In accordance with the custom then, the carrying would-be mother would deliver
her child among close relatives. Since my father had moved to Bhagalpur as a
faculty at TNJ College later renamed as TNB College, my mother moved to Hooghly
to deliver her third son. Times had changed later and her fourth and fifth sons
were born at Bhagalpur where my family now had many friends and relatives by
then. Taboos and superstitions were almost gone except that my mother had
brought five of her sons to this world at homes, not in hospitals. That was my
mother, strong enough to survive tribulations yet embracing happy moments! I
would not be sitting here to write this piece if my mother had not given birth
to me. I wonder as to why one should celebrate my birthdays rather than my
birth seven decades ago. Why should one not rejoice my birth and pay tribute to
the one who has been the worldly source of my birth. I mean my mother.
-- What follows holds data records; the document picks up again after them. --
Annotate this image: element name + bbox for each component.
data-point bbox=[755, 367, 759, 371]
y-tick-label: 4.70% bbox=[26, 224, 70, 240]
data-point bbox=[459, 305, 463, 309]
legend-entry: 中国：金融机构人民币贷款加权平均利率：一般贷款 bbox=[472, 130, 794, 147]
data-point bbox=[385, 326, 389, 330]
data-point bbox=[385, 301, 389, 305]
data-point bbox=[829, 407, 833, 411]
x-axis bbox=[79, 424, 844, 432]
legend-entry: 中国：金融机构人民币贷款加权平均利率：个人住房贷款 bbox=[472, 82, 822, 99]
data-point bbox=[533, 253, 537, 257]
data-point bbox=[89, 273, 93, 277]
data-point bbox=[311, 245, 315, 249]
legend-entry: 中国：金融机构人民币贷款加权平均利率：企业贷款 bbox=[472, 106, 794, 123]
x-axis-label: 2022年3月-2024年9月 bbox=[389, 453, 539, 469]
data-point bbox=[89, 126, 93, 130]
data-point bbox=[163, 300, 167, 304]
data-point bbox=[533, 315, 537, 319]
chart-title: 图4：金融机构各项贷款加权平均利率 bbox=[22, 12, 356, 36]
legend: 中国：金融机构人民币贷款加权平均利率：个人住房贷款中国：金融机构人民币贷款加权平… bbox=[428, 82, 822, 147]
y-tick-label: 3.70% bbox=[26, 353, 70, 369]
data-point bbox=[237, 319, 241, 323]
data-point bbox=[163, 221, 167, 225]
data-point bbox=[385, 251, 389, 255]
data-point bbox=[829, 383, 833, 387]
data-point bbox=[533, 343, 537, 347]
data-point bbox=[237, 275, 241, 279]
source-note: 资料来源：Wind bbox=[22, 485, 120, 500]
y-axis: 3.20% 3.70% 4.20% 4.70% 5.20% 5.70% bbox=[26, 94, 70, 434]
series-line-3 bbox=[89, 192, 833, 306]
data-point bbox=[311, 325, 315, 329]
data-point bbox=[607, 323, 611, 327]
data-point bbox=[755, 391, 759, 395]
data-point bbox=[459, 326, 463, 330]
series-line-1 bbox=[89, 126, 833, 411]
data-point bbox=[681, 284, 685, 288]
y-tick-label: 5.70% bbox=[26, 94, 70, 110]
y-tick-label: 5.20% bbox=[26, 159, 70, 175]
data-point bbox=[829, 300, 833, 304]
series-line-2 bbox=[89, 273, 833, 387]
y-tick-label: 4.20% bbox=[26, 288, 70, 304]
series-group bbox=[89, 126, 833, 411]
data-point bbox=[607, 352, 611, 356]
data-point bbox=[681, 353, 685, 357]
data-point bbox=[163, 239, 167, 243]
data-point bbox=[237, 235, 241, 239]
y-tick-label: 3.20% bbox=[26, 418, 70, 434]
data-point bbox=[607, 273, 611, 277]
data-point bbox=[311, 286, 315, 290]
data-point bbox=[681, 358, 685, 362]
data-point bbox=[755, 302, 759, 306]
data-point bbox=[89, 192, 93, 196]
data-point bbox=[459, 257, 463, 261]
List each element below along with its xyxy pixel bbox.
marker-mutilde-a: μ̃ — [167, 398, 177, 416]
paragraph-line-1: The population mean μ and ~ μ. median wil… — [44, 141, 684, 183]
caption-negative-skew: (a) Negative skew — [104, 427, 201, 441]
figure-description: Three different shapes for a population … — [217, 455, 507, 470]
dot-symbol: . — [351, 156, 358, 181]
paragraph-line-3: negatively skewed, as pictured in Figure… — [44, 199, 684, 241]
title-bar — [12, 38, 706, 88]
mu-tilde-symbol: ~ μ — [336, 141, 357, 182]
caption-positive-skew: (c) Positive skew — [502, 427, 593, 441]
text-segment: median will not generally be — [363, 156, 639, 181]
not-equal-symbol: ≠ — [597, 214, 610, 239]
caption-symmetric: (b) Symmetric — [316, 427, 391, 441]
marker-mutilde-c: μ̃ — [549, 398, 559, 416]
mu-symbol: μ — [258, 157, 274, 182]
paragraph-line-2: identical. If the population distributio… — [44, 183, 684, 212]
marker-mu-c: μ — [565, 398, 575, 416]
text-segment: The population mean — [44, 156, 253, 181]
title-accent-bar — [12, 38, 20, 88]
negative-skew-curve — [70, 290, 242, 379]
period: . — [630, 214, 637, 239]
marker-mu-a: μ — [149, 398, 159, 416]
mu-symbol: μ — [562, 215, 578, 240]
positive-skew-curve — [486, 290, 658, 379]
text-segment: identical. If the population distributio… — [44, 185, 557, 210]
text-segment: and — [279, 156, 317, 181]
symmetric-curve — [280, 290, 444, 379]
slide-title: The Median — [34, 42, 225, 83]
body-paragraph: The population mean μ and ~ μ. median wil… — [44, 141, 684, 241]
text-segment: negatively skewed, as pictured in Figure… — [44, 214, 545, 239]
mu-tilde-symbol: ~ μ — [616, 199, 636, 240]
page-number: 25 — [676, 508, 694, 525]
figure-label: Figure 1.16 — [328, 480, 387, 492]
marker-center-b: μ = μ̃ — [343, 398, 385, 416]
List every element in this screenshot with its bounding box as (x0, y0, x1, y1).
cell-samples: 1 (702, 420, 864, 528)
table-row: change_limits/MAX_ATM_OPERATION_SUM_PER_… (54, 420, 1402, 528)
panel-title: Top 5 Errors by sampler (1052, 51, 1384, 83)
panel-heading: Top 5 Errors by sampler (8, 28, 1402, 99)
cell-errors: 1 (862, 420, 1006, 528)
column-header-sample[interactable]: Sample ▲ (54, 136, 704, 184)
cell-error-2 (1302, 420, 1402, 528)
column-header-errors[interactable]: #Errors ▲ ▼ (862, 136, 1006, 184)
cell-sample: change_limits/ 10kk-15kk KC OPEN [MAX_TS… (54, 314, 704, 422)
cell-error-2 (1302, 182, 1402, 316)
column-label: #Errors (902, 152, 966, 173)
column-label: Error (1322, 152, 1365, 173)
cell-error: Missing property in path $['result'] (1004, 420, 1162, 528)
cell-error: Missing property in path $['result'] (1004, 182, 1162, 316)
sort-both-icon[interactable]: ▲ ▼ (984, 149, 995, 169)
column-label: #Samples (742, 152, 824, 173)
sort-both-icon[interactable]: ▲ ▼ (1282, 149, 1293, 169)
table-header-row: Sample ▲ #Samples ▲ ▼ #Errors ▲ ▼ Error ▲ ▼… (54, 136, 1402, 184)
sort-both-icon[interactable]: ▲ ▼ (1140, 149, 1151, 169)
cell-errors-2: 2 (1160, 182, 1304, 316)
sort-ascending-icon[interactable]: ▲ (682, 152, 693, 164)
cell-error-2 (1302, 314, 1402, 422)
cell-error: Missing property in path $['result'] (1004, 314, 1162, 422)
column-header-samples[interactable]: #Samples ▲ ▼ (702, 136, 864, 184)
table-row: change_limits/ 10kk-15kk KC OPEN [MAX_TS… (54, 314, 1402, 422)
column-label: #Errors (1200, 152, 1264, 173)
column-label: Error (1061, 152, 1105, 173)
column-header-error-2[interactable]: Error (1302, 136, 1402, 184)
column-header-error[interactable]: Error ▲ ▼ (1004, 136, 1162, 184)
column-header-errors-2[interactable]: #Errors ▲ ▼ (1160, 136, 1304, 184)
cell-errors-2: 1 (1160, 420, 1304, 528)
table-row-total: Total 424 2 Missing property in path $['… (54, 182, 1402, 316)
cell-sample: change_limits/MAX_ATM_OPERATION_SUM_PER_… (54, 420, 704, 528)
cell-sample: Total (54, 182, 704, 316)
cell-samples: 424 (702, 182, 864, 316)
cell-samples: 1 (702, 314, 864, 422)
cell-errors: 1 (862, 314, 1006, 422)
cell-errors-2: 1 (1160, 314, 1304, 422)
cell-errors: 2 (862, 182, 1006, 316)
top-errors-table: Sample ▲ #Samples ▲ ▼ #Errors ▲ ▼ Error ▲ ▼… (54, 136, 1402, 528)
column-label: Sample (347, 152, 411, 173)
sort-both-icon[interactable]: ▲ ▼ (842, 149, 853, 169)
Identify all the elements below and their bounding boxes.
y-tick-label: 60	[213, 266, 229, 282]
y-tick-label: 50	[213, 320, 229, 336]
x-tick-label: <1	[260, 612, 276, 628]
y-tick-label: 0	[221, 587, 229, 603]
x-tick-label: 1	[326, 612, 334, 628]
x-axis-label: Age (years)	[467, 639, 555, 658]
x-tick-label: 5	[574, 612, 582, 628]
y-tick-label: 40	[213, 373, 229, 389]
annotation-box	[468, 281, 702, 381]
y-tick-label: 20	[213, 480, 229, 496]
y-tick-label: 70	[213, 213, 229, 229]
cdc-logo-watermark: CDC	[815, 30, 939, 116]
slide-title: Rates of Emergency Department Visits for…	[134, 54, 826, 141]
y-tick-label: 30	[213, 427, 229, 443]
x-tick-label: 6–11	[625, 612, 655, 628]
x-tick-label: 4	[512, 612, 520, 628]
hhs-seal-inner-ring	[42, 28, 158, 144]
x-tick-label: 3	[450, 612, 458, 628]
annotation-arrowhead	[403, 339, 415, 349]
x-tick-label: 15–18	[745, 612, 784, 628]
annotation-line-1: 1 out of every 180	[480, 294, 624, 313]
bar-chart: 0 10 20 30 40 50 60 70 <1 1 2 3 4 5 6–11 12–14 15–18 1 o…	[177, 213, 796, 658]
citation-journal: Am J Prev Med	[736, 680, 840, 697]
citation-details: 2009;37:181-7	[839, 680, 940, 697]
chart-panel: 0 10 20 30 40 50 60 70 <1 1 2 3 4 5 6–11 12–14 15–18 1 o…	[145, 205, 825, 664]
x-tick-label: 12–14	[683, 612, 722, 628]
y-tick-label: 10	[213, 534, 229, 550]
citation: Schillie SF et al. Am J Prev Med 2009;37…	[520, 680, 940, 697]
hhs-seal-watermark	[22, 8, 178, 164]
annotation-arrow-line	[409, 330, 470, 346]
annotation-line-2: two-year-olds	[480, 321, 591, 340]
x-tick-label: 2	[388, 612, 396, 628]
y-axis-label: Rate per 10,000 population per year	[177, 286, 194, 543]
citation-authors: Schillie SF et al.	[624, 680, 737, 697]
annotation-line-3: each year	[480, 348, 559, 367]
International Mother’s Day in my reckoning indicates a separatedness of the
mother from her children. I believe that birthdays deserve to be truly
celebrated as the Mother’s Day.
Biologically
speaking I am more a mother’s child than my father’s son. Each of my cells carries
23 chromosomes of my mother and 23 chromosomes of my father in the nucleus. It
is the ‘Y’ chromosome from my father that made me a male baby. I carry the ‘X’
chromosome of my mother. Above all, each cell in my body is almost a replica of
my mother’s cytoplasm with many essential genes contained in mitochondria. That
is another reason for which I salute the mother; all mothers.
The funniest
part is that the growing number of candles on my birthday cake reminds me that
I am inching closer to the friend of my birth. The death! One is born to die.
Why do we not celebrate death, then? I am glad that the tradition of some
communities is to celebrate death, especially of old men and of women preferably
old and married. I would wish that there be no strings attached to rejoicing
the death of persons past their prime yet in good health. I am aware that my
suggestion is easier said than done.
My birthday
falls on 27 June. Celebrate, if you so wish, both as my birthday as well as my
Mother’s Day and Parents’ Day. And, finally, when I am gone, do not mourn
death; just keep celebrating life, my life, and our lives!